Before this, I have run only a handful of “trails”.  On a scale of difficulty, it has been 1) paved paths, 2) Lake Accotink, 3) Burke Lake, and 4) Wakefield. I volunteered at a trail race at Hemlock Overlook in March and was a bit shocked by how beat up the runners were as they came through my aid station – I would rate it a 6 or 7 on my little scale based on what I saw.  I had heard that Fountainhead was about on par with Hemlock Overlook as for difficulty.  I finally looked closely at the map yesterday morning and realized that they were PART OF THE SAME SYSTEM!  Oy!

The park is very easy to access and there is plenty of parking.  Mountain bikers and runners/hikers stay to separate trails so there is no worry of being run over. The trail is very steep and rough in spots so there are no strollers to dodge (though we did see one poor woman trying to haul one over roots).  There is full foliage so plenty of shade and there is a few nice views of streams and the lake.  The trail took us over a couple of stream crossings but the foot bridges were very well maintained.  The only “bad” part was the number of dogs that were off their leash.  We didn’t have any problems but we did have a moment of surprise when we came running around a corner and there was a big, fluffy dog sitting there with the owner several yards away.  He just sat and watched us but it did unnerve me a bit.

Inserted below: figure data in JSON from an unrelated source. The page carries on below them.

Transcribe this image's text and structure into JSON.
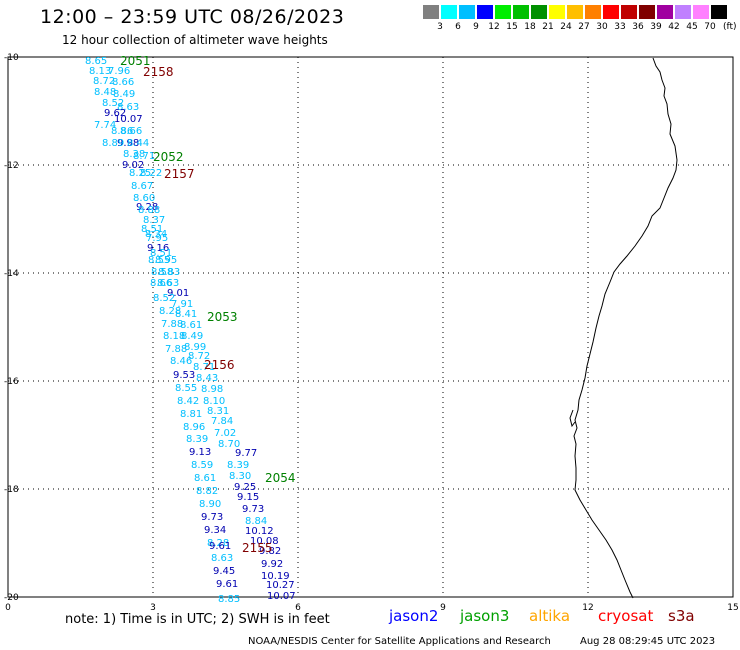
{
  "title": "12:00 – 23:59 UTC 08/26/2023",
  "subtitle": "12 hour collection of altimeter wave heights",
  "legend": {
    "colors": [
      "#808080",
      "#00ffff",
      "#00bfff",
      "#0000ff",
      "#00ee00",
      "#00c000",
      "#009000",
      "#ffff00",
      "#ffbf00",
      "#ff8000",
      "#ff0000",
      "#c00000",
      "#800000",
      "#a000a0",
      "#c080ff",
      "#ff80ff",
      "#000000"
    ],
    "labels": [
      "3",
      "6",
      "9",
      "12",
      "15",
      "18",
      "21",
      "24",
      "27",
      "30",
      "33",
      "36",
      "39",
      "42",
      "45",
      "70"
    ],
    "unit": "(ft)"
  },
  "axes": {
    "lat_labels": [
      "-10",
      "-12",
      "-14",
      "-16",
      "-18",
      "-20"
    ],
    "lon_labels": [
      "0",
      "3",
      "6",
      "9",
      "12",
      "15"
    ]
  },
  "pass_labels": [
    {
      "text": "2051",
      "color": "#008000"
    },
    {
      "text": "2158",
      "color": "#800000"
    },
    {
      "text": "2052",
      "color": "#008000"
    },
    {
      "text": "2157",
      "color": "#800000"
    },
    {
      "text": "2053",
      "color": "#008000"
    },
    {
      "text": "2156",
      "color": "#800000"
    },
    {
      "text": "2054",
      "color": "#008000"
    },
    {
      "text": "2155",
      "color": "#800000"
    }
  ],
  "wave_heights": [
    {
      "v": "8.65",
      "c": "#00bfff"
    },
    {
      "v": "8.13",
      "c": "#00bfff"
    },
    {
      "v": "7.96",
      "c": "#00bfff"
    },
    {
      "v": "8.72",
      "c": "#00bfff"
    },
    {
      "v": "8.66",
      "c": "#00bfff"
    },
    {
      "v": "8.48",
      "c": "#00bfff"
    },
    {
      "v": "8.49",
      "c": "#00bfff"
    },
    {
      "v": "8.52",
      "c": "#00bfff"
    },
    {
      "v": "8.63",
      "c": "#00bfff"
    },
    {
      "v": "9.62",
      "c": "#0000b0"
    },
    {
      "v": "10.07",
      "c": "#0000b0"
    },
    {
      "v": "7.74",
      "c": "#00bfff"
    },
    {
      "v": "8.86",
      "c": "#00bfff"
    },
    {
      "v": "8.66",
      "c": "#00bfff"
    },
    {
      "v": "9.98",
      "c": "#0000b0"
    },
    {
      "v": "8.89",
      "c": "#00bfff"
    },
    {
      "v": "8.44",
      "c": "#00bfff"
    },
    {
      "v": "8.38",
      "c": "#00bfff"
    },
    {
      "v": "8.71",
      "c": "#00bfff"
    },
    {
      "v": "9.02",
      "c": "#0000b0"
    },
    {
      "v": "8.25",
      "c": "#00bfff"
    },
    {
      "v": "8.22",
      "c": "#00bfff"
    },
    {
      "v": "8.67",
      "c": "#00bfff"
    },
    {
      "v": "8.60",
      "c": "#00bfff"
    },
    {
      "v": "9.28",
      "c": "#0000b0"
    },
    {
      "v": "8.88",
      "c": "#00bfff"
    },
    {
      "v": "8.37",
      "c": "#00bfff"
    },
    {
      "v": "8.51",
      "c": "#00bfff"
    },
    {
      "v": "8.34",
      "c": "#00bfff"
    },
    {
      "v": "7.95",
      "c": "#00bfff"
    },
    {
      "v": "9.16",
      "c": "#0000b0"
    },
    {
      "v": "8.51",
      "c": "#00bfff"
    },
    {
      "v": "8.55",
      "c": "#00bfff"
    },
    {
      "v": "8.95",
      "c": "#00bfff"
    },
    {
      "v": "8.58",
      "c": "#00bfff"
    },
    {
      "v": "8.83",
      "c": "#00bfff"
    },
    {
      "v": "8.66",
      "c": "#00bfff"
    },
    {
      "v": "8.63",
      "c": "#00bfff"
    },
    {
      "v": "9.01",
      "c": "#0000b0"
    },
    {
      "v": "8.52",
      "c": "#00bfff"
    },
    {
      "v": "7.91",
      "c": "#00bfff"
    },
    {
      "v": "8.28",
      "c": "#00bfff"
    },
    {
      "v": "8.41",
      "c": "#00bfff"
    },
    {
      "v": "7.88",
      "c": "#00bfff"
    },
    {
      "v": "8.61",
      "c": "#00bfff"
    },
    {
      "v": "8.18",
      "c": "#00bfff"
    },
    {
      "v": "8.49",
      "c": "#00bfff"
    },
    {
      "v": "7.88",
      "c": "#00bfff"
    },
    {
      "v": "8.99",
      "c": "#00bfff"
    },
    {
      "v": "8.46",
      "c": "#00bfff"
    },
    {
      "v": "8.72",
      "c": "#00bfff"
    },
    {
      "v": "8.71",
      "c": "#00bfff"
    },
    {
      "v": "9.53",
      "c": "#0000b0"
    },
    {
      "v": "8.43",
      "c": "#00bfff"
    },
    {
      "v": "8.55",
      "c": "#00bfff"
    },
    {
      "v": "8.98",
      "c": "#00bfff"
    },
    {
      "v": "8.42",
      "c": "#00bfff"
    },
    {
      "v": "8.10",
      "c": "#00bfff"
    },
    {
      "v": "8.81",
      "c": "#00bfff"
    },
    {
      "v": "8.31",
      "c": "#00bfff"
    },
    {
      "v": "8.96",
      "c": "#00bfff"
    },
    {
      "v": "7.84",
      "c": "#00bfff"
    },
    {
      "v": "7.02",
      "c": "#00bfff"
    },
    {
      "v": "8.39",
      "c": "#00bfff"
    },
    {
      "v": "8.70",
      "c": "#00bfff"
    },
    {
      "v": "9.13",
      "c": "#0000b0"
    },
    {
      "v": "9.77",
      "c": "#0000b0"
    },
    {
      "v": "8.59",
      "c": "#00bfff"
    },
    {
      "v": "8.39",
      "c": "#00bfff"
    },
    {
      "v": "8.61",
      "c": "#00bfff"
    },
    {
      "v": "8.30",
      "c": "#00bfff"
    },
    {
      "v": "9.25",
      "c": "#0000b0"
    },
    {
      "v": "8.82",
      "c": "#00bfff"
    },
    {
      "v": "9.15",
      "c": "#0000b0"
    },
    {
      "v": "8.90",
      "c": "#00bfff"
    },
    {
      "v": "9.73",
      "c": "#0000b0"
    },
    {
      "v": "9.73",
      "c": "#0000b0"
    },
    {
      "v": "8.84",
      "c": "#00bfff"
    },
    {
      "v": "9.34",
      "c": "#0000b0"
    },
    {
      "v": "10.12",
      "c": "#0000b0"
    },
    {
      "v": "8.28",
      "c": "#00bfff"
    },
    {
      "v": "10.08",
      "c": "#0000b0"
    },
    {
      "v": "9.61",
      "c": "#0000b0"
    },
    {
      "v": "9.82",
      "c": "#0000b0"
    },
    {
      "v": "8.63",
      "c": "#00bfff"
    },
    {
      "v": "9.92",
      "c": "#0000b0"
    },
    {
      "v": "9.45",
      "c": "#0000b0"
    },
    {
      "v": "10.19",
      "c": "#0000b0"
    },
    {
      "v": "9.61",
      "c": "#0000b0"
    },
    {
      "v": "10.27",
      "c": "#0000b0"
    },
    {
      "v": "8.85",
      "c": "#00bfff"
    },
    {
      "v": "10.07",
      "c": "#0000b0"
    }
  ],
  "satellites": [
    {
      "name": "jason2",
      "color": "#0000ff"
    },
    {
      "name": "jason3",
      "color": "#00a000"
    },
    {
      "name": "altika",
      "color": "#ffa500"
    },
    {
      "name": "cryosat",
      "color": "#ff0000"
    },
    {
      "name": "s3a",
      "color": "#800000"
    }
  ],
  "note": "note: 1) Time is in UTC; 2) SWH is in feet",
  "credit": "NOAA/NESDIS Center for Satellite Applications and Research",
  "timestamp": "Aug 28 08:29:45 UTC 2023"
}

We decided to just run a 6 mile out-and-back and that was just fine for a first taste.  I really did enjoy the run and the trail was fairly well marked and easy to follow.  I can see that I need to wear real trail shoes for this one, though.  I didn’t slide too much but I can tell it is a slippery, muddy mess when it rains.  Amazingly, I didn’t fall once!  I stumbled a few times but I do that even on flat surfaces 🙂

A lot of hills!
A lot of hills!

Overall, this was a great run!  It was fun to try something new and use a totally different set of muscles.  I hope to put this park into my rotation for the coming months, especially when things heat up in the summer.